Maria e Giuseppe vengono presentati con poche parole. Nella procedura matrimoniale ebraica esistono due fasi. La prima consiste nell’accordo legale matrimoniale: la ragazza diventa già moglie legittima, ma rimane ancora a casa dai genitori per circa un anno e non ha ancora relazioni sessuali col marito; la seconda fase consiste nella conduzione della sposa nella casa dello sposo, ove il matrimonio viene consumato. Maria, dunque, è vergine e sposa. Così, tramite Giuseppe, viene ad essere della discendenza di Davide e il figlio che nascerà potrà, a pieno titolo, considerare Davide «suo padre». Se, dunque, la verginità la ricollega all’oracolo dell’Emmanuele (cfr. Mt 1,23), la discendenza davidica la ricollega agli oracoli del re Messia (cfr. 2Sam 7,1-16). Notare come in queste prime righe del racconto l’evangelista si premuri di elencare tanti nomi propri di luoghi e di persone: ben sette. C’è precisione quasi meticolosa e concretezza per far capire al lettore come il “venire di Dio” prenda la totalità della vita.

3.

«Kaire». L’angelo non comincia con una esortazione: «Su, prega, sforzati…», ma con un invito alla gioia: «Rallegrati». C’è chi ha tradotto questo imperativo con «Ave» (effettivamente può anche essere considerato un saluto), ma qui è molto più che un saluto: è l’equivalente della parola “Vangelo”. È un richiamo esplicito a celebri oracoli profetici: Sofonia 3,14; Gioele 2,23; Zaccaria 9,9. In questi oracoli il popolo d’Israele è invitato a traboccare di gioia, perchè è vicino il Messia: «Ecco il tuo re che ti salva»! È la chiamata ad Israele a fare festa. L’evento gioioso mobilita i credenti, da Abramo – che esultò nella speranza di vedere quel giorno (cfr. Gv 8,56) – fino a Giovanni Battista – che danza di gioia nel grembo (cfr. Lc 1,44) –, il tempo della salvezza è venuto. E Maria è il termine dell’attesa. Come si vede, questo racconto dell’Annunciazione è un trapunto di citazioni bibliche.
«La-piena-di-grazia». A volte queste parole vengono scritte come una sola parola per rendere in modo più efficace il testo greco. «La-piena-di-grazia» è il secondo nome proprio di Maria, quello dato dal Cielo. Il primo è quello dato dai genitori: Miriam. Il terzo è quello che Maria darà a se stessa: l’ancella. Il nome «La-piena-di-grazia» può essere spiegato così: «Sei stata fatta oggetto dell’amore straripante di Dio», «amata per sempre». Maria riceve la stessa dichiarazione d’amore che Dio nelle Sacre Scritture rivolge al suo popolo, «l’amato più di ogni altro popolo» (cfr. Dt 4,7; 7,7).

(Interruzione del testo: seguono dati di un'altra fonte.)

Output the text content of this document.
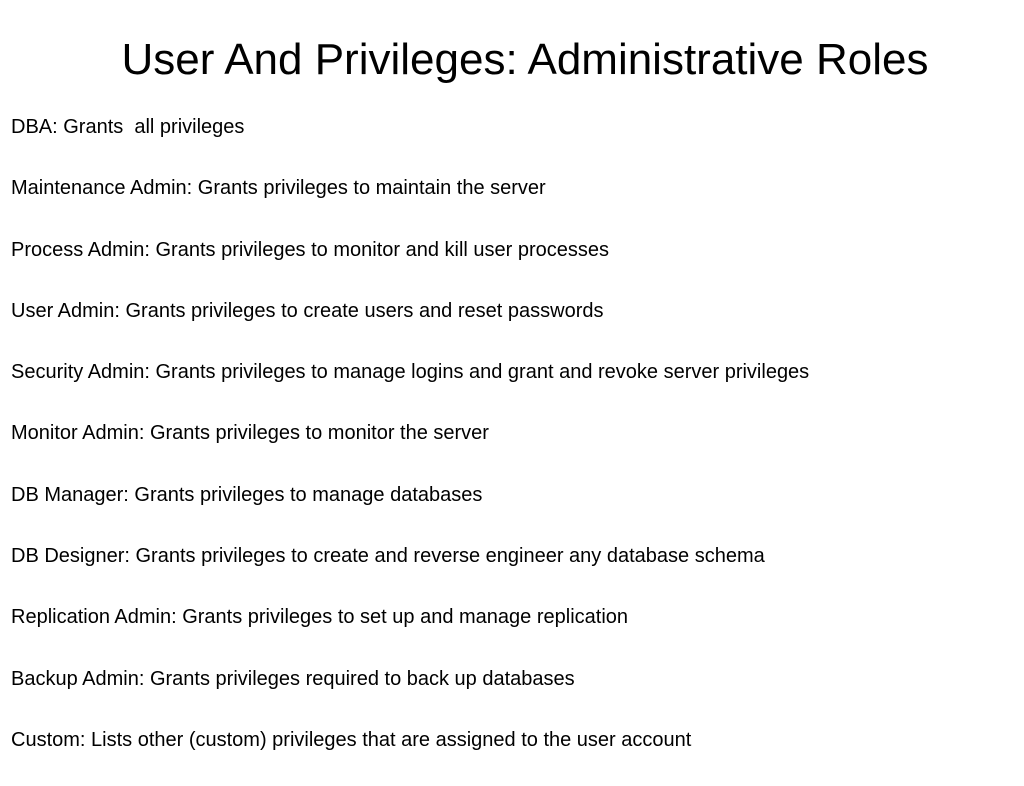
User And Privileges: Administrative Roles
DBA: Grants  all privileges
Maintenance Admin: Grants privileges to maintain the server
Process Admin: Grants privileges to monitor and kill user processes
User Admin: Grants privileges to create users and reset passwords
Security Admin: Grants privileges to manage logins and grant and revoke server privileges
Monitor Admin: Grants privileges to monitor the server
DB Manager: Grants privileges to manage databases
DB Designer: Grants privileges to create and reverse engineer any database schema
Replication Admin: Grants privileges to set up and manage replication
Backup Admin: Grants privileges required to back up databases
Custom: Lists other (custom) privileges that are assigned to the user account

E – come scrive Ezechiele in 16,8 – «sono entrato in un patto d’amore con te». Maria è figura dell’Israele amato da Dio, giunto al punto cruciale della sua storia: Dio scende definitivamente tra i suoi, è l’Emmanuele, «il Dio con noi». L’angelo, infatti, dice a Maria: «Il Signore è con te».

4.

«Non temere». È un invito tipico e ricorrente nei racconti di vocazione, una rassicurazione. Maria non deve temere, colui che nascerà da lei non è solo un uomo grande, ma molto di più. Qui Maria viene vista come la «tenda» nel deserto su cui aleggia lo Spirito; oppure come il tempio di Sion in cui abita il Signore (cfr. Es 33,9; 1Re 8,10; 2Mac 2,8). In questo Maria è prefigurazione della Chiesa, tempio dello Spirito Santo (cfr. 2Cor 6,1-16; 1Cor 3,15; 6,19). C’è, infine, chi vede in questo adombrare dello Spirito sulla fanciulla di Nazaret un richiamo alla prima pagina della Genesi, dove lo Spirito di Dio, aleggiando sulle acque, introduce la creazione (cfr. Gn 1,2).
La risposta di Maria. Faccio notare un particolare che spesso sfugge. Il messaggero celeste parla direttamente alla donna, cosa del tutto insolita per la cultura dell’epoca. Ma ancor più interessante è sottolineare come l’ultima parola sia lasciata all’ancella! Ed è un “sì”. Da quel momento risuona in Maria la parola: «Il Verbo si fa carne e “viene ad abitare in mezzo a noi” (cfr. Gv 1,14)». Anche la Chiesa ha questa vocazione: «Accogliere la Parola e generare come Maria figli di Dio, un popolo santo e regale». Ma è vero anche per ciascuno di noi: «Accogliere e vivere la Parola che trasforma in Gesù».
C’è una preghiera che dobbiamo rilanciare: l’Angelus. È la preghiera che il Papa guida ogni domenica a mezzogiorno. Diventi la traccia per la nostra meditazione in questi giorni di vigilia. Buon Natale!